Secretly Not Here Any More

Inhumane, but not inhuman. And after all, in his own mind he thought he was unlocking the human genetic code to purify his race and improve the lives of the Aryan race at least. However he was insane to the point that he should never have been allowed to have the sort of authority that he did.


Doctor?

Post 5

Parti-NG-ton Blue

You have to call him a doctor. Like it or not he was a qualified doctor and to my knowledge wasn't struck off.

Mengele seems to dominate the headlines when it comes to Nazi doctors. I have just finished reading a book on Karl Brandt. Up until reading this I knew very little of what Karl Brandt was involved in. I knew, of course, that he was tried as a war criminal at Nuremberg but not much is published as to the extent of his atrocities.

How is the hipocratic oath administered when in a country who has a regime that doesn't see what you are doing as illegal or unethical?

I am in no way saying he had any right or just cause to do what he did. But if he was advised and/or believed that what he was doing was not only necessary but was going to in the long term be benficial to what he believed in then does the oath have the same meaning to him?


Doctor?

Post 6

Secretly Not Here Any More

Interesting question.

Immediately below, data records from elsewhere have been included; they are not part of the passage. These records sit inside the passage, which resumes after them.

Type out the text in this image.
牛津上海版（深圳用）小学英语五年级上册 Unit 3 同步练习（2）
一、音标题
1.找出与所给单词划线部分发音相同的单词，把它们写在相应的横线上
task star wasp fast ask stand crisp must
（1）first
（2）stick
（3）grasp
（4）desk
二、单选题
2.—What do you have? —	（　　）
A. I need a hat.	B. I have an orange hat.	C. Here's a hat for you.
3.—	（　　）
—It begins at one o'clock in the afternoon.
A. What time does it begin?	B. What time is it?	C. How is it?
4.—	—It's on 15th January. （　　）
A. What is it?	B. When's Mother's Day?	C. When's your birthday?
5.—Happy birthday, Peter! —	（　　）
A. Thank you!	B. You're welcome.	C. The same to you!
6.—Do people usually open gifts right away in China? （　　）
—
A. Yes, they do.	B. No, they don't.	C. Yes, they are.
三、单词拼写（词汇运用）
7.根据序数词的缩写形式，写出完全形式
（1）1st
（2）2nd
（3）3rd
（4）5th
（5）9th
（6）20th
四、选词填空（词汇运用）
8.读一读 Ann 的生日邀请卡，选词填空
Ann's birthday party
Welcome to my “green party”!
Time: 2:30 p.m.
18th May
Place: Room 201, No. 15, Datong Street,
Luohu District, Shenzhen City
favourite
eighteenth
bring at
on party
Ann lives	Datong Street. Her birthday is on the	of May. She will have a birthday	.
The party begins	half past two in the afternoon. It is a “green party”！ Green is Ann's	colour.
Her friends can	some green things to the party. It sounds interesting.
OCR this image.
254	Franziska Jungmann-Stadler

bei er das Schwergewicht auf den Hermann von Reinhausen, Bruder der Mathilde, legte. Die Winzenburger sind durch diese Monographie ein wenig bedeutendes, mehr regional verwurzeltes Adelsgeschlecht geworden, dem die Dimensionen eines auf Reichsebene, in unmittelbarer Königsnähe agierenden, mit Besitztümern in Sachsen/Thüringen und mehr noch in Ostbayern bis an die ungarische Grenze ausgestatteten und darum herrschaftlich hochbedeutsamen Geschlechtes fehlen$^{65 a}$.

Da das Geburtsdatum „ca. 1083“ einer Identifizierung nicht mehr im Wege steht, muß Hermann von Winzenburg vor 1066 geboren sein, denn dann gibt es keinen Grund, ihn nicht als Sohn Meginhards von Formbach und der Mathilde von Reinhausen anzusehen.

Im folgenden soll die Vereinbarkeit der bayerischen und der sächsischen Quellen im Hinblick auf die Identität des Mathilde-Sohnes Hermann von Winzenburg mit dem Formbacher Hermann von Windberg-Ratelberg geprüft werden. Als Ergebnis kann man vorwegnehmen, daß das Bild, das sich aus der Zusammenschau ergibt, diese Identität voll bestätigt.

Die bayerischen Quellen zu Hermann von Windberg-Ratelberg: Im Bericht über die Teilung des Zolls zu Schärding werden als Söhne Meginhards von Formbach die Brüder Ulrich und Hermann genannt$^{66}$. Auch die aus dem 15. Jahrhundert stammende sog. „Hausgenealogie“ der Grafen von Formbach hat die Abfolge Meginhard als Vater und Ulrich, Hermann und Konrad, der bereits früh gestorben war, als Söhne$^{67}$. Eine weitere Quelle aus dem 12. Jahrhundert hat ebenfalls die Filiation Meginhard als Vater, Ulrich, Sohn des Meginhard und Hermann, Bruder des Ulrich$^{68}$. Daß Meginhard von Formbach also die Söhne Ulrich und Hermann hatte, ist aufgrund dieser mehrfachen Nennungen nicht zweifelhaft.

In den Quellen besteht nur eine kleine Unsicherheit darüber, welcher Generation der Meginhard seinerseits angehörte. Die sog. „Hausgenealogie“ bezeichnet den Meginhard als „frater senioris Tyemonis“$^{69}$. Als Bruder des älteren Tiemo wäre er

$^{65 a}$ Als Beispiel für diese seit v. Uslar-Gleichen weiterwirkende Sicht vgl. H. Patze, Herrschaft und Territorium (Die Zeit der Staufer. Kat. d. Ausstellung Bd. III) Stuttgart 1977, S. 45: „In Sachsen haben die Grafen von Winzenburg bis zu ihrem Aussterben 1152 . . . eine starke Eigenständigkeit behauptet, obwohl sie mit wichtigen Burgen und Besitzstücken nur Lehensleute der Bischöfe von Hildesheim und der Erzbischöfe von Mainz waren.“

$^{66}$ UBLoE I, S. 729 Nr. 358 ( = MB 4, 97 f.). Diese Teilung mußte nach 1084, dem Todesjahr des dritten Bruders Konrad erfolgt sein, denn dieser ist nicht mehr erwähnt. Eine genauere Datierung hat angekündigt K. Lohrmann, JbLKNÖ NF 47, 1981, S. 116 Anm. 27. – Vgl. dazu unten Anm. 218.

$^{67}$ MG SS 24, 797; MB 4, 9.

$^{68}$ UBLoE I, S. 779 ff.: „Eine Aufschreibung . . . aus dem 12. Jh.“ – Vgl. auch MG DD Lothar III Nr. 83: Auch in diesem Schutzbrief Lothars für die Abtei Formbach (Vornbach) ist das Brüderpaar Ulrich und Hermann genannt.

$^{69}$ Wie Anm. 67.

In all honesty, it wouldn't surprise me if Nazi doctors didn't take the oath (I couldn't find info one way or the other).

The interesting thing about Mengele is that he appeared to be very racialised before the Nazis came to power - so it could be a case of a very unhinged mind being in a position of authority at a very inopportune time. Whether he believed he was doing what he did for the good of Germankind, or whether he just liked to commit medical atrocities is something we might never know the answer to.